If you have ever studied film theory, most likely you have come across the Latin terms studium and punctum. Roland Barthes, the theorist who coined these terms, describes the studium as that moment that reveals the cultural intention a photographer, or in this case a filmmaker, wishes to impart to an audience. The studium, in effect, is a generalizable impression in which each of us participates culturally. The studium is clear and is absorbed in a natural way, usually impassively. The punctum, on the other hand, is that part of the image that disturbs the studium. It is the element that “pricks”, “stings” or “cuts a hole” in the studium for the individual viewing the image.
Carlos Reygadas’ film Post Tenebras Lux (2012) embraces the dichotomy between the studium and the punctum by creating an intentional interplay between familiar, almost mundane moments, which are frayed by shocking incongruities. In contrast, Harmony Korine’s Gummo (1997) uses every frame to shove the viewer into altering his/her preconceptions. In effect, Korine creates an amalgam of puncta to create the studium that represents the culturally accepted “normal” for the tragic inhabitants of Xenia, Ohio.

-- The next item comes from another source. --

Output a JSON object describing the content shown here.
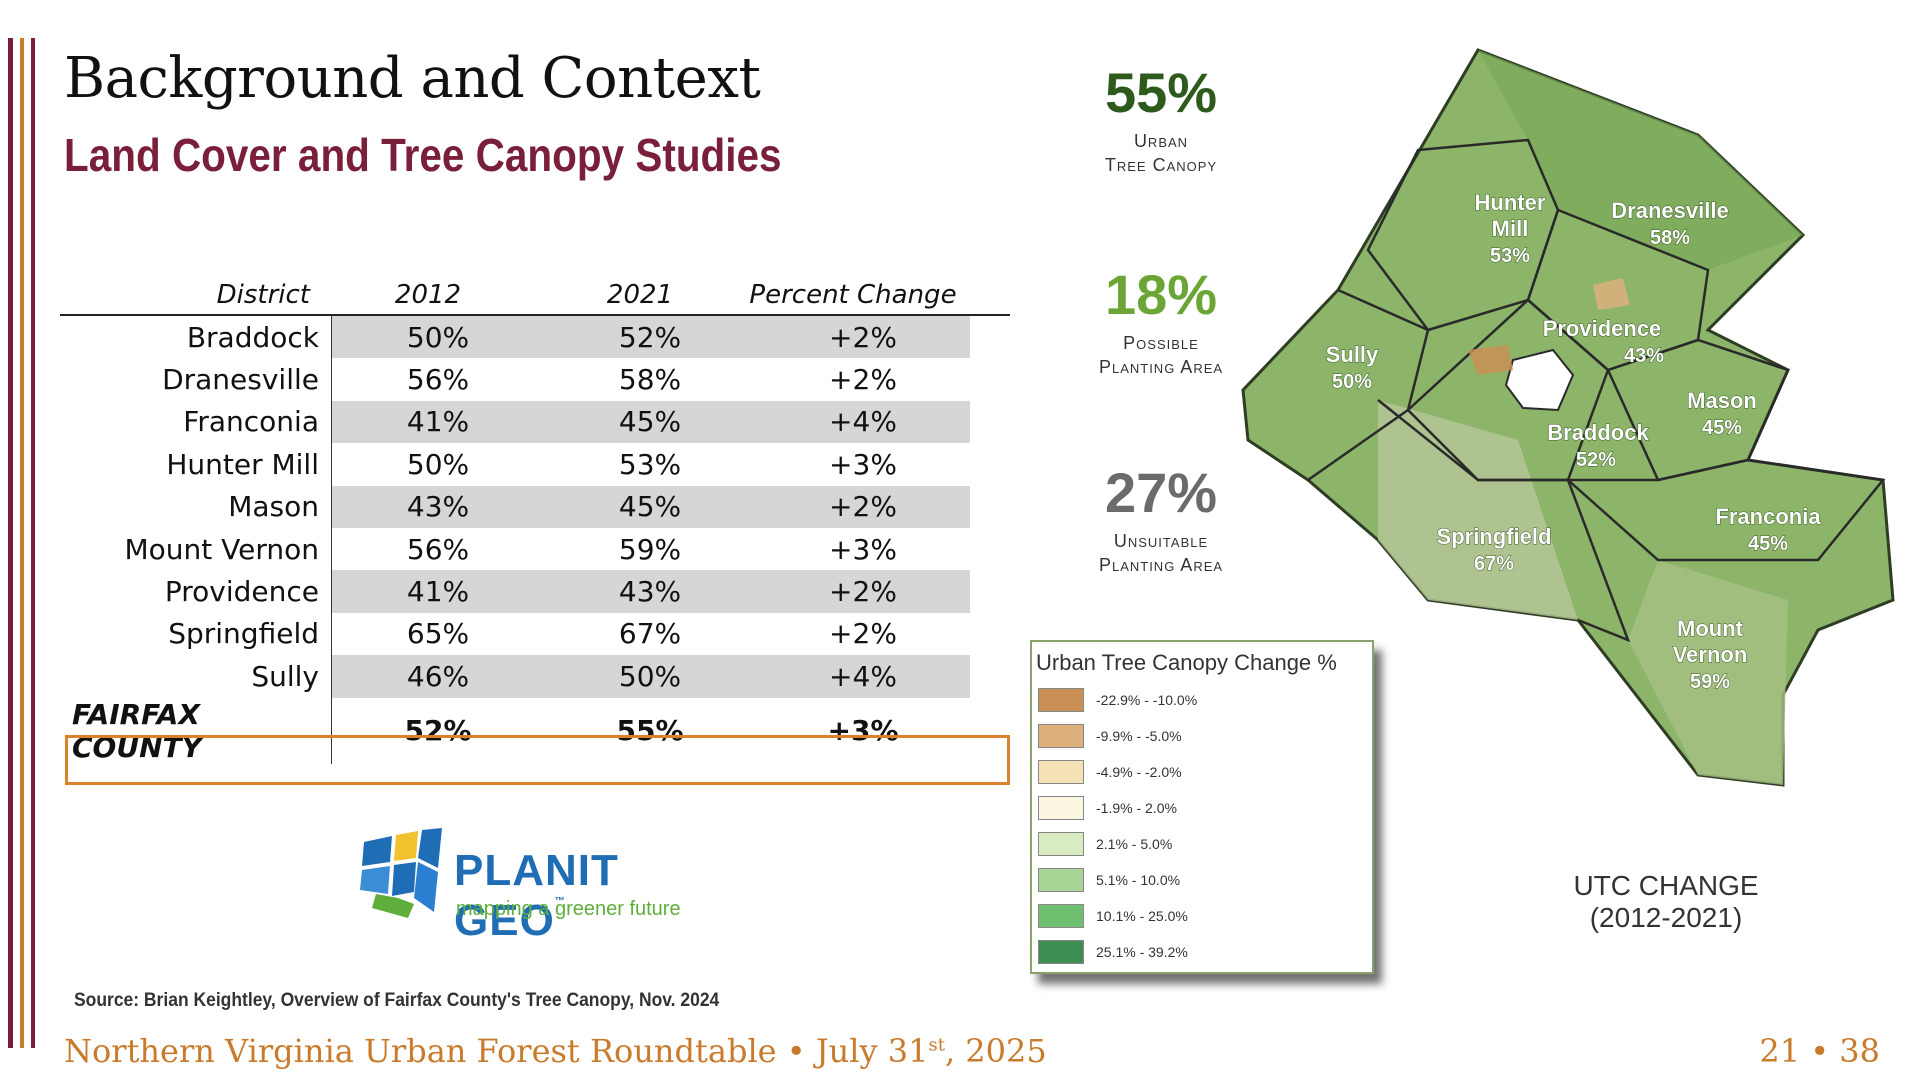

Throughout Post Tenebras Lux, Reygadas allows the spectator to witness moments of mundane life in rural Mexico through lengthy shots and sequences that create the impression of a still image in the manner of the studium. These long takes whether of a person, place or thing allow the spectator to inspect the scene and receive it as a recognizable moment. For example, the film opens with a young child running through an open field inhabited by a few farm animals and a few dogs. The camera follows the child, pausing every now and then to “study” a moment of this very long take. Reygadas allows you to have a good long look at the child in an impassive manner, albeit with perhaps a sense of curiosity. In this way, Reygadas creates for us a studium of the pure innocence and freedom of a child unencumbered by any other constrictive elements.
In a similar manner, Reygadas shows us the interior of a house almost as a series of still lifes, which capture the serene sense of home and family. This time, however, the serenity is suddenly interrupted by the appearance of an animated and dystopic red devil. It is Reygadas’ intention to introduce this element of shock and perplexity as a counterpoint to the images of home and quietude. In this way, the devil is not the punctum, but rather is still part of the studium. The punctum arrives when Reygadas utilizes an exceptionally long take to “watch” a little boy as he stands in his bedroom, ostensibly looking at the devil standing in the doorway. This image “educates” the audience, in the manner of the studium, by showing us all of the elements of a typical boy’s bedroom. However, something about the scene is disturbing. You are drawn to the manner in which the boy is shown. He is standing in the middle of his room, yet there is nothing in his room that would have allowed him to ascend or descend from the top bed of a bunk bed, where he was obviously sleeping. The punctum in this image is positional. It cuts a whole of uncertainty in an otherwise mundane image, and leaves us unsettled.
In sharp contrast to Post Tenebras Lux, where studia and puncta are interwoven to put the viewer on shaky perceptual ground, in his film Gummo Korine provides us with no clear studium. We never have the sense of consensual perception of location or feeling of familiarity. Rather, Korine clutters each frame of the film with countless different elements that create a shock effect that shakes us to our core. The entirety of each frame is jarring, and we perceive the contents as a collection of puncta that leave us searching for a studium. For example, towards the end of the film Korine shows the main young character sitting in a tub filled with filthy water and eating dinner from a TV table placed across the tub. A child in the bathtub should be an easily recognizable studium, but nothing in this frame resonates with a culturally accepted norm. Should the punctum be the child’s peculiar appearance and striking profile that give him an otherworldly look? Or should it be the foul and unhygienic bathroom and bath water? Or perhaps it should be the fact that the boy is slurping down grotesque food while he is bathing in increasingly darkening bathtub water.
Korine has utilized the camera to capture the inhabitants of a town in Ohio, and he is telling us that the studium is one that we should not recognize because it belongs only to the accepted perceptual experience of this specific population. As a result, the studia in Gummo are culturally locked and alien, and difficult to assimilate. All of the scenes leave us with a sensation of a near normalcy that has been horrifically twisted. Though both Reygadas and Korine used non-actors in their films, Korine’s intention was to capture the very real condition of a non-fictional location. The images that Korine shows us represent what is actually occurring in a society that is not commonly portrayed in film. In fact, in an interview with IndieWire, Korine states that he is interested in studying societies that other directors do not want to particularly address.
Though originally conceived as theoretical constructs for still photography, the studium and punctum can also be used to great effect in film. One could even argue that the multi-dimensionality of film allows for a more versatile and interesting use of studium and punctum that can introduce an extra layer of interest and provocation.